Where, oh where, is Kenny?
"Out of pocket," his press aide says.
That's when I decided the nickname given to him by one of his detractors fits so well.
Marchant, 66, truly is the Incognito Congressman.
Burgess does it right
In contrast, U.S. Rep. Michael Burgess, R-Pilot Point, the congressman one district over, should be the one running with his back to the wind. He's considered a prime author of the repeal-and-replace bill. Burgess stood behind the president at the White House celebration.
Burgess isn't avoiding his constituents. Burgess holds town halls, which Marchant won't do. (Marchant prefers something called a "telephonic town hall.")
Burgess' Lake Dallas district office is marked with a highway sign. Marchant's is not.
Burgess' door displays the congressional seal, along with a clear display of his staff's office hours.
When I visited Burgess' office, a staffer told me that a member of his staff meets with members of the Indivisible group on Mondays.
Burgess handles it the opposite of Marchant in almost every way.
The Incognito Congressman ignored me before. Maybe he doesn't like confrontation. Maybe he needs a little of what ailed the Cowardly Lion.
Maybe since his district is so gerrymandered with favored Republican lines, he's not worried. (The seven-termer got 56 percent of the vote last time.)
Back in 2012, I revealed how Marchant abused his congressional mailing privileges. Once he learned he had a primary opponent, he mailed out cheesy "official business" newsletters that actually were taxpayer-paid campaign promotions. His $122,000 mailing bill to taxpayers was many times higher than other area members of Congress.

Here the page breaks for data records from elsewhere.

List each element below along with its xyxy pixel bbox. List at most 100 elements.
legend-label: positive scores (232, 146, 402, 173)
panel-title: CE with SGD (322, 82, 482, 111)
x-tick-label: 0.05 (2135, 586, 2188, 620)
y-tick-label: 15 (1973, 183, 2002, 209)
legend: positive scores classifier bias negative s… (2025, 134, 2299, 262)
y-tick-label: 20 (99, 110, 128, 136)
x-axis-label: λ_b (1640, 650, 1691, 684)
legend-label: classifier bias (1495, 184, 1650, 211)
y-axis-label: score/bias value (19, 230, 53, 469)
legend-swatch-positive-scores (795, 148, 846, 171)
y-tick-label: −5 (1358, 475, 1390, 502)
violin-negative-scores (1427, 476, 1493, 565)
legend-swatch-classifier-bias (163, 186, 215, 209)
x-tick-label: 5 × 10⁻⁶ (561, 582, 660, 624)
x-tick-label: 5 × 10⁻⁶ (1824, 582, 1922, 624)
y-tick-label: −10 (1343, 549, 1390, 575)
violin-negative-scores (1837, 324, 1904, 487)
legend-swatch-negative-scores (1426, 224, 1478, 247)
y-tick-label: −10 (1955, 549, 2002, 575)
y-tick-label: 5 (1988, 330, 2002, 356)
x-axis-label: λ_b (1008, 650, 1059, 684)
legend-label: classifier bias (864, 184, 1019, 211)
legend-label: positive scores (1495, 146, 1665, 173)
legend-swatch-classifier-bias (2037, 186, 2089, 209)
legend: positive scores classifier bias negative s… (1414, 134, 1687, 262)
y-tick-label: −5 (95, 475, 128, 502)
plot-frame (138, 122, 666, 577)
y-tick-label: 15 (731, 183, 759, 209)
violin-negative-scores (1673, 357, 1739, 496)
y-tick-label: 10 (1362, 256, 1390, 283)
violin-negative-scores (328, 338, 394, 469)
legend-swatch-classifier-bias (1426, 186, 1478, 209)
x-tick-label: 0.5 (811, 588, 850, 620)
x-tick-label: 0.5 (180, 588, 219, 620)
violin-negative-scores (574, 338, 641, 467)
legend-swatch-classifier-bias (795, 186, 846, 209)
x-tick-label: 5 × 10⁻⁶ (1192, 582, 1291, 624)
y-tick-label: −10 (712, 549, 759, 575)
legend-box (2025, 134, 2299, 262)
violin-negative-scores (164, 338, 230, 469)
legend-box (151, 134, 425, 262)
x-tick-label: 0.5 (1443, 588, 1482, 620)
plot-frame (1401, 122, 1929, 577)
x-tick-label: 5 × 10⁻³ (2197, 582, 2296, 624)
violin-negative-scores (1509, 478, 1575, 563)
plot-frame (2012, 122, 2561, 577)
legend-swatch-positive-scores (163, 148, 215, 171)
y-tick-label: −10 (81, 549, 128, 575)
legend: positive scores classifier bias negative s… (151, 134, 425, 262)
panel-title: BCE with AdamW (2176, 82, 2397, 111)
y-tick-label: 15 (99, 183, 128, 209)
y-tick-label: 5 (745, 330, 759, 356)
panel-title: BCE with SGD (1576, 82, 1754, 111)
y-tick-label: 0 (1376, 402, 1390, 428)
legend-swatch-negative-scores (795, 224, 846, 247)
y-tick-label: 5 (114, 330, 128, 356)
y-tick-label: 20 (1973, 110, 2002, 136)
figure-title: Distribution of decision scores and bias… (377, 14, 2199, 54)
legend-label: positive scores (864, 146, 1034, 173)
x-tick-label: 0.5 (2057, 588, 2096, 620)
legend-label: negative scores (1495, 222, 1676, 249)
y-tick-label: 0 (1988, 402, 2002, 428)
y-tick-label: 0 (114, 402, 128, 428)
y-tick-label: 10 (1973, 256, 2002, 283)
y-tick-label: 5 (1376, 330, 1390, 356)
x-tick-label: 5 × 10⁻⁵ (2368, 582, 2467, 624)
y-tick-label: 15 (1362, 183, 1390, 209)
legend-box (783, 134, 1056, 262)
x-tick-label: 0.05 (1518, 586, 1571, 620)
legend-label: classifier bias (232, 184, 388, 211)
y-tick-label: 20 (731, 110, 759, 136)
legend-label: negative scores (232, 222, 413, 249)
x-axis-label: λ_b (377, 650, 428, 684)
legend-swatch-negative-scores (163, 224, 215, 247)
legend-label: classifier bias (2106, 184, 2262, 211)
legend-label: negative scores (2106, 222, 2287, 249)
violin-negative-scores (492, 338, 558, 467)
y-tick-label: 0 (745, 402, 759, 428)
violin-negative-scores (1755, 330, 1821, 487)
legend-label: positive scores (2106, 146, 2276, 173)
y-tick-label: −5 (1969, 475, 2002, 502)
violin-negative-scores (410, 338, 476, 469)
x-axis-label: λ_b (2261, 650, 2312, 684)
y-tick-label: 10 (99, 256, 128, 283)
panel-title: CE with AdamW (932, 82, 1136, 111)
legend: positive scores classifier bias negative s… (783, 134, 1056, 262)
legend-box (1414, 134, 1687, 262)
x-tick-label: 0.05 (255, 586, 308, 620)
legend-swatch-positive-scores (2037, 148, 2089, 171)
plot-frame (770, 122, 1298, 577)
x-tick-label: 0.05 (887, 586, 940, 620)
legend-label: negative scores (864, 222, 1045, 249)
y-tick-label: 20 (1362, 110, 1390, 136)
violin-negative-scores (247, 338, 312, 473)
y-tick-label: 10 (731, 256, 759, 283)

At the time, Marchant, his press aide and his political consultant all ignored me. He was incognito before he earned the name.
Although Marchant, in his email, stated that his Irving office is open weekdays with four staff members, constituents dispute that. But Marchant's note explains, "When locked, during normal business hours, my staff may be attending" to constituent services.
The Dallas Morning News received several letters of complaint about Marchant's low-key approach to his district. Two were printed as letters to the editor.
"It's been so frustrating" trying to talk to Marchant, says Marsha Fishman, one of Indivisible's informal leaders. "We just had to have some fun with it."
They make posters.
They made a fake virtual billboard.
They made a lost-and-found note for the congressman.
They dropped off an Easter egg basket.
They also left cupcakes.
They taunt with tweets and Facebook postings ("The guy is a ghost.")
Once before, I covered someone I labeled the "Invisible Congressman." U.S. Rep. Joe Barton, R-Ennis, saw cities in Northeast Tarrant County added to his vast district. He rarely made the trip to see his people.
Back in 2001, I reported how the mayors of four cities asked to be rid of him.
It worked. During the next redistricting, their towns were given over to hometown congresswoman Kay Granger.
Sometimes invisible or incognito members of Congress do get the boot.
But that's as rare as a Kenny Marchant sighting.
Staff writer Marina Trahan Martinez contributed to this report.